Concrete Mix Calculator

This concrete mix calculator works out the cement, sand, and gravel you need for a given volume and ratio. As a cement calculator it supports common recipes like the 1:2:4 concrete mix, allowing for the dry-to-wet shrinkage so your materials make the finished volume of ready mix concrete you actually need.

Diagram of a 1 to 2 to 4 concrete mix of cement, sand, and aggregate.

Concrete mix calculator

Materials needed Enter volume and ratio above

Cement in 94 lb bags, plus sand and aggregate volumes in cubic feet and yards.

How to use this calculator

  1. Enter the finished volume of concrete you need.
  2. Pick a mix ratio — 1:2:4 is a good all-purpose choice.
  3. Read the cement bags and the sand and aggregate volumes.
  4. Buy a little extra of each to allow for spillage and measuring loss.

The formula

Dry materials lose volume when mixed, so multiply the finished volume by about 1.54 to get the dry volume, then split it by the ratio parts. A 94 lb bag of cement is roughly 1 cubic foot:

Dry volume = Wet volume × 1.54; each material = Dry volume × (part ÷ total parts)

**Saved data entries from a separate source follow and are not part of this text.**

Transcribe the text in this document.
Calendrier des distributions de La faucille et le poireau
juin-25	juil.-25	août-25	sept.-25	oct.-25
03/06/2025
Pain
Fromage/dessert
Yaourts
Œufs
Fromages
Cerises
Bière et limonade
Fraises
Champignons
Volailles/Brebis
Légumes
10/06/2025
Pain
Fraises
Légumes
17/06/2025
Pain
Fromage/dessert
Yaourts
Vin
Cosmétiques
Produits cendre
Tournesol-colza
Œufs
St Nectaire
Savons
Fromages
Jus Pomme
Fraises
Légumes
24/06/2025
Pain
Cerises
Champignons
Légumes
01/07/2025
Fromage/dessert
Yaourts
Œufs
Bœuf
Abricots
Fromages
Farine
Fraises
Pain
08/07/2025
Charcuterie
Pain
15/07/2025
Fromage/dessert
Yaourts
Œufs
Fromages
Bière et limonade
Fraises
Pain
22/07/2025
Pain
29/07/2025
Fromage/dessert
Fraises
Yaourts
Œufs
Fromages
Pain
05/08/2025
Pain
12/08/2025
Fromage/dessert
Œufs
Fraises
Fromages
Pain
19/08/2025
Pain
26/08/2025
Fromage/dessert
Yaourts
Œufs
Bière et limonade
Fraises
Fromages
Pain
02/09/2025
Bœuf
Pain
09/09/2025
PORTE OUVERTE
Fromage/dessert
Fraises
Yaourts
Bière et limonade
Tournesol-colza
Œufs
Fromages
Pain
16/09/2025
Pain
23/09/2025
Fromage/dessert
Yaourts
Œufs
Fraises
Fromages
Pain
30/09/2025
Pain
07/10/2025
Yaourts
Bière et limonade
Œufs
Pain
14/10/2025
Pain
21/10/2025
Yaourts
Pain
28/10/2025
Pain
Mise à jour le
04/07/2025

Worked example. One cubic yard (27 ft³) at 1:2:4: dry volume is 27 × 1.54 = 41.6 ft³, split into 7 parts. Cement is 1 part = 5.9 ft³ ≈ 6 bags, sand is 2 parts ≈ 11.9 ft³, and aggregate is 4 parts ≈ 23.8 ft³.

Frequently asked questions

What is a 1:2:4 concrete mix?

It means 1 part cement, 2 parts sand, and 4 parts coarse aggregate by volume. A 1:2:4 mix is a common general-purpose recipe that reaches roughly 3,000 psi.

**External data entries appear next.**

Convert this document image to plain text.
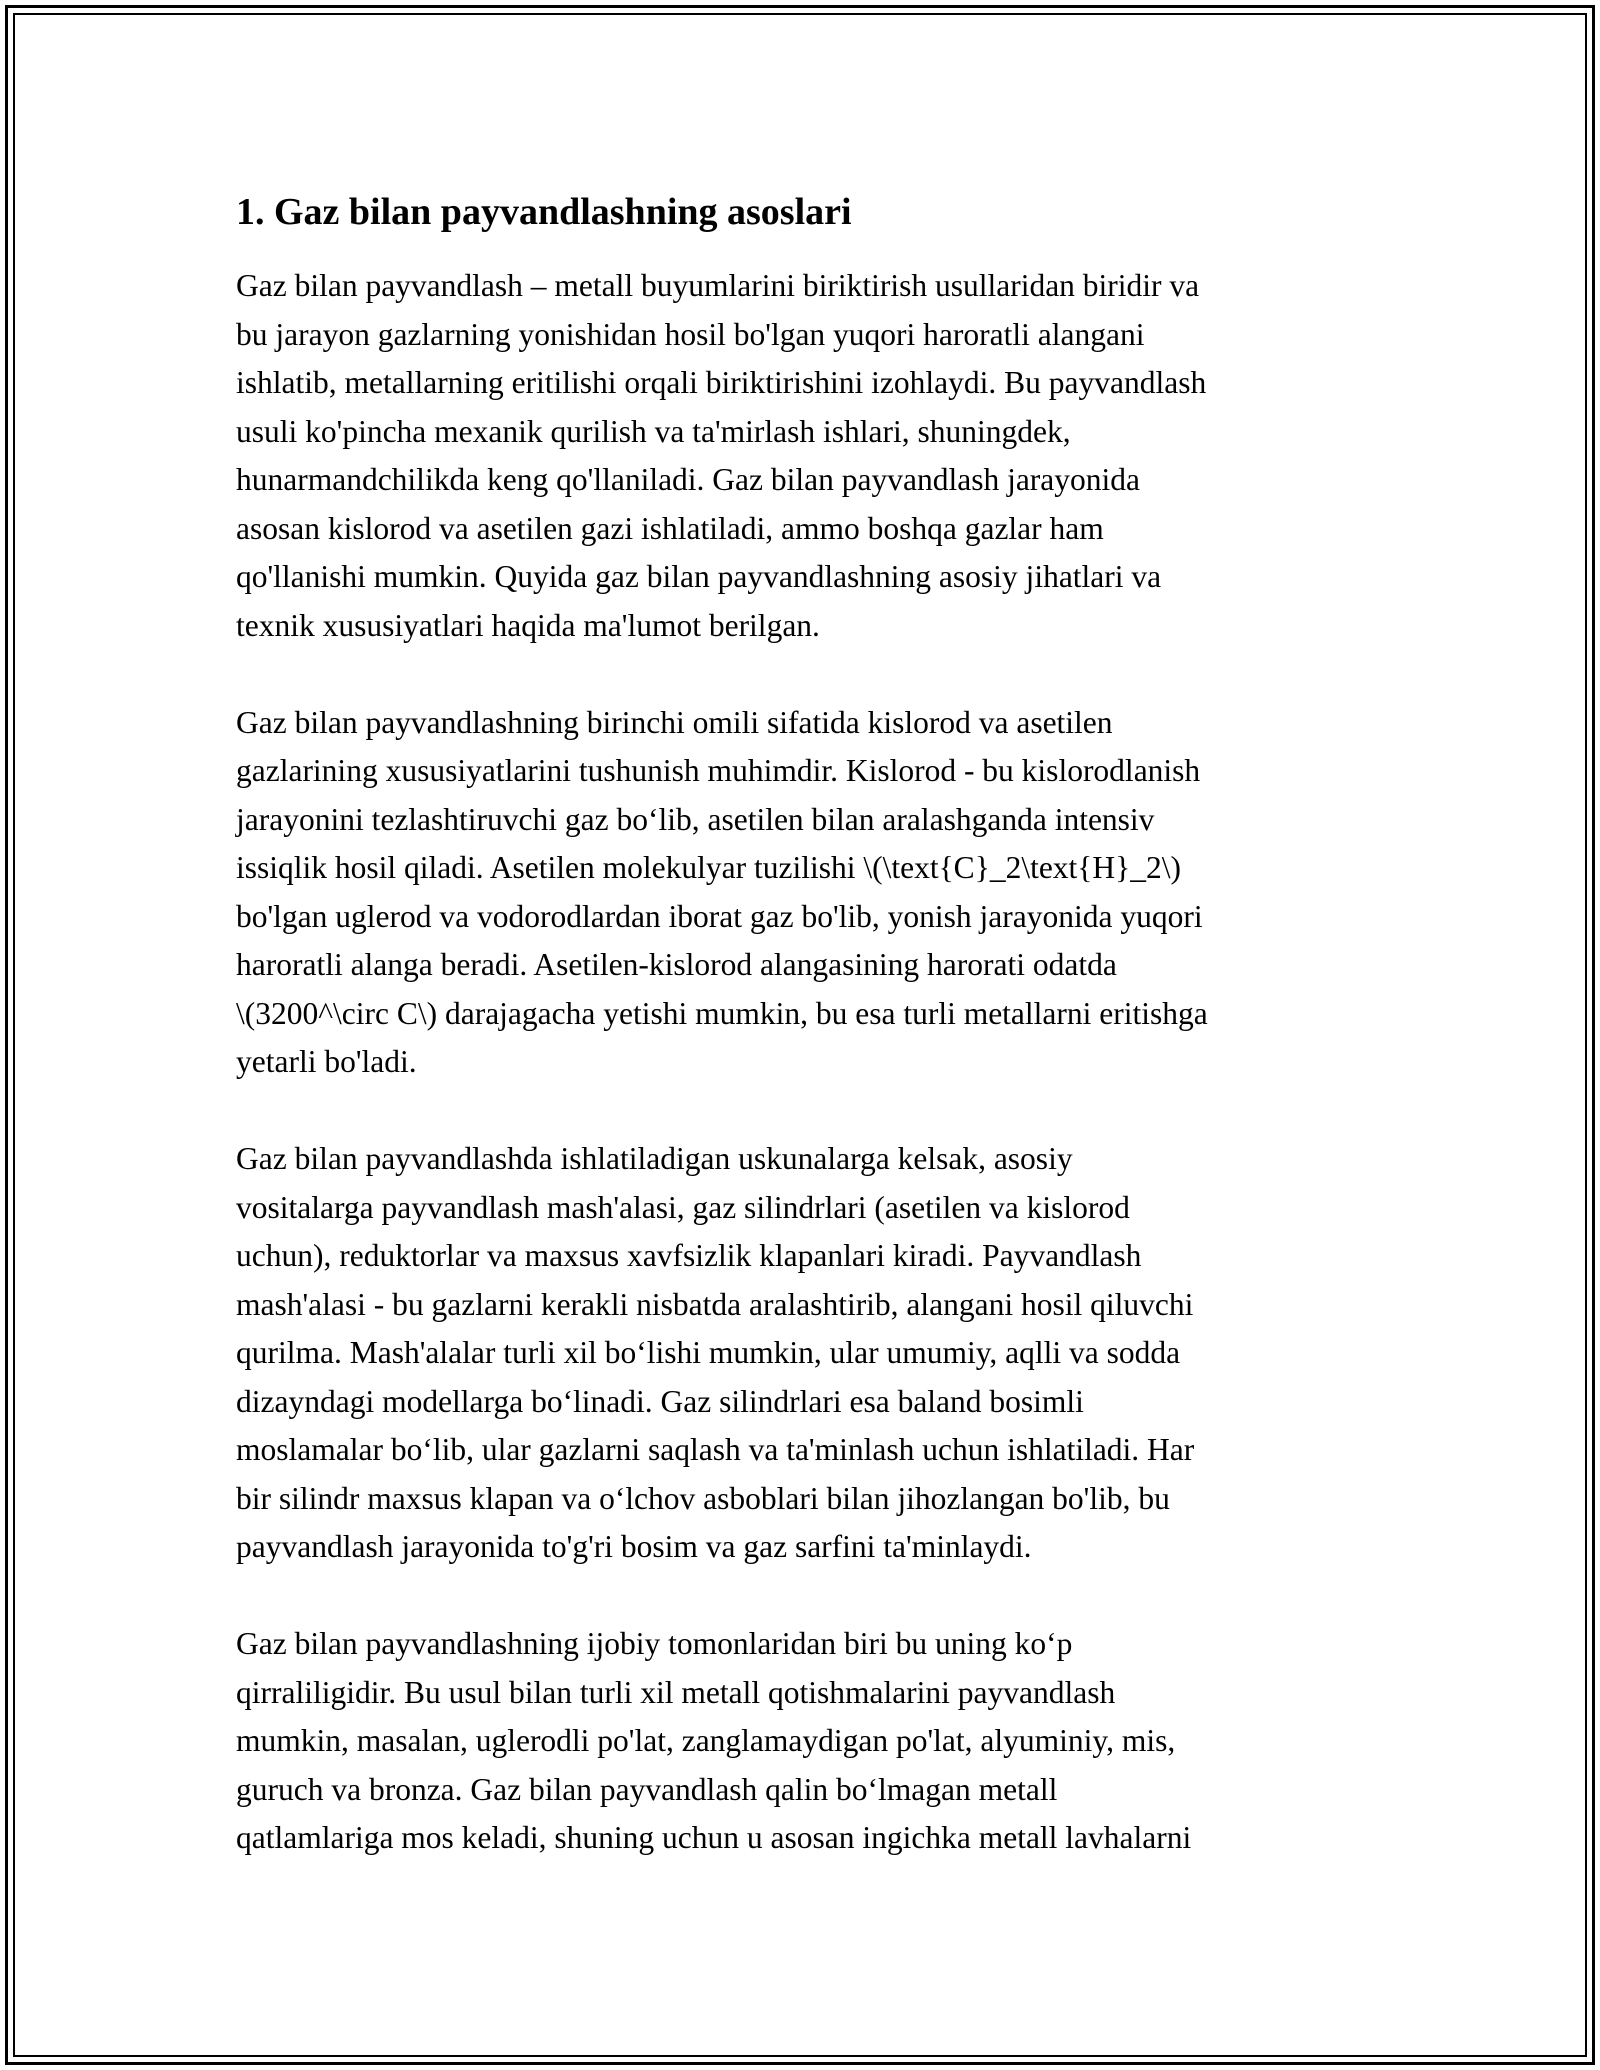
1. Gaz bilan payvandlashning asoslari

Gaz bilan payvandlash – metall buyumlarini biriktirish usullaridan biridir va
bu jarayon gazlarning yonishidan hosil bo'lgan yuqori haroratli alangani
ishlatib, metallarning eritilishi orqali biriktirishini izohlaydi. Bu payvandlash
usuli ko'pincha mexanik qurilish va ta'mirlash ishlari, shuningdek,
hunarmandchilikda keng qo'llaniladi. Gaz bilan payvandlash jarayonida
asosan kislorod va asetilen gazi ishlatiladi, ammo boshqa gazlar ham
qo'llanishi mumkin. Quyida gaz bilan payvandlashning asosiy jihatlari va
texnik xususiyatlari haqida ma'lumot berilgan.

Gaz bilan payvandlashning birinchi omili sifatida kislorod va asetilen
gazlarining xususiyatlarini tushunish muhimdir. Kislorod - bu kislorodlanish
jarayonini tezlashtiruvchi gaz bo‘lib, asetilen bilan aralashganda intensiv
issiqlik hosil qiladi. Asetilen molekulyar tuzilishi \(\text{C}_2\text{H}_2\)
bo'lgan uglerod va vodorodlardan iborat gaz bo'lib, yonish jarayonida yuqori
haroratli alanga beradi. Asetilen-kislorod alangasining harorati odatda
\(3200^\circ C\) darajagacha yetishi mumkin, bu esa turli metallarni eritishga
yetarli bo'ladi.

Gaz bilan payvandlashda ishlatiladigan uskunalarga kelsak, asosiy
vositalarga payvandlash mash'alasi, gaz silindrlari (asetilen va kislorod
uchun), reduktorlar va maxsus xavfsizlik klapanlari kiradi. Payvandlash
mash'alasi - bu gazlarni kerakli nisbatda aralashtirib, alangani hosil qiluvchi
qurilma. Mash'alalar turli xil bo‘lishi mumkin, ular umumiy, aqlli va sodda
dizayndagi modellarga bo‘linadi. Gaz silindrlari esa baland bosimli
moslamalar bo‘lib, ular gazlarni saqlash va ta'minlash uchun ishlatiladi. Har
bir silindr maxsus klapan va o‘lchov asboblari bilan jihozlangan bo'lib, bu
payvandlash jarayonida to'g'ri bosim va gaz sarfini ta'minlaydi.

Gaz bilan payvandlashning ijobiy tomonlaridan biri bu uning ko‘p
qirraliligidir. Bu usul bilan turli xil metall qotishmalarini payvandlash
mumkin, masalan, uglerodli po'lat, zanglamaydigan po'lat, alyuminiy, mis,
guruch va bronza. Gaz bilan payvandlash qalin bo‘lmagan metall
qatlamlariga mos keladi, shuning uchun u asosan ingichka metall lavhalarni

How much cement, sand, and gravel do I need per cubic yard?

For a 1:2:4 mix, about 6 bags of cement, 0.44 cubic yards of sand, and 0.88 cubic yards of gravel make a cubic yard of concrete, allowing for the dry-to-wet volume shrinkage.

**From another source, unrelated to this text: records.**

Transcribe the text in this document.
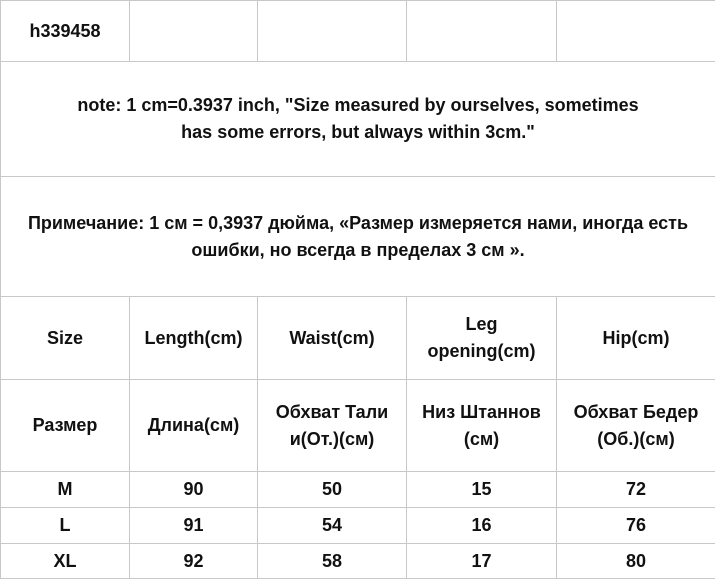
h339458				
note: 1 cm=0.3937 inch, "Size measured by ourselves, sometimes has some errors, but always within 3cm."				
Примечание: 1 см = 0,3937 дюйма, «Размер измеряется нами, иногда есть ошибки, но всегда в пределах 3 см ».				
Size	Length(cm)	Waist(cm)	Leg opening(cm)	Hip(cm)
Размер	Длина(см)	Обхват Тали и(От.)(см)	Низ Штаннов (см)	Обхват Бедер (Об.)(см)
M	90	50	15	72
L	91	54	16	76
XL	92	58	17	80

Why is dry material more than the finished volume?

Dry sand and aggregate have air gaps that fill in when mixed and compacted. This calculator multiplies the wet volume by about 1.54 to account for that bulking.

Which concrete mix ratio is strongest?

Lower aggregate ratios are stronger. A 1:1.5:3 mix reaches about 4,000 psi, while a leaner 1:3:6 mix is weaker and used for non-structural fill.